The Santa Cruz Bird Club has some useful flow charts for identifying gulls.

This is a Heerman Gull at a easy to recognize stage

If anyone is still with me, this isn't to make people give up because everything is so complicated.

Step 1 is to recognize one's ignorance.  There is so much to know, we can only know a little bit of it.

Step 2 is to realize that we can gain some expertise in different areas without all that much work.  We just have to focus and drill down a bit.  Ideally, finding a book which does a good job of giving an overview of the topic, the different main lines of thought, and the key vocabulary.

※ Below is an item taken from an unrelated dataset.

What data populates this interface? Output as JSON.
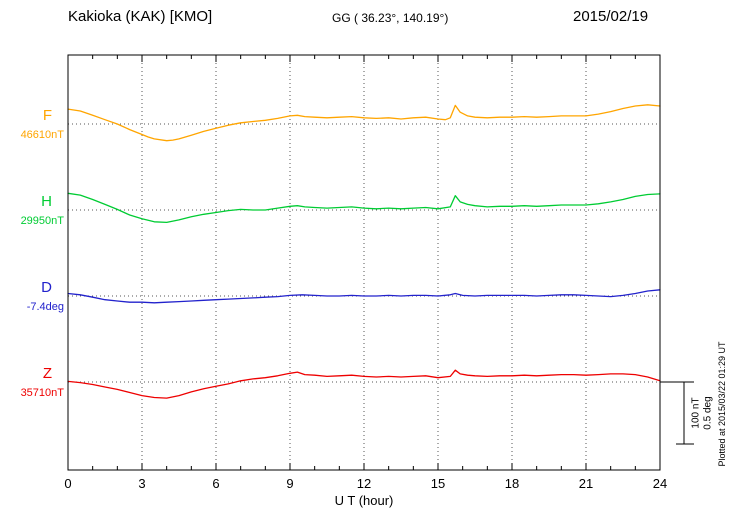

Step 3 is to stop being caught up by all the trash information out there in the world - junk tv shows, junk news, etc.  Like junk food, it takes the place of serious information and makes our brains fat and lazy with useless data.


  1. Complicated and interconnected. Well done. Next time you might want to go up past Malibu to the Ormond Wetlands and Beach area to see that area which people are trying to protect because of its importance in the Pacific Flyway. Even with the signs to keep dogs off the beach there, people still do it, unfortunately.

  2. Thanks nswfm - at least someone got it. I thought I was wandering off in too many directions there, but that is the point. Yes on interconnected!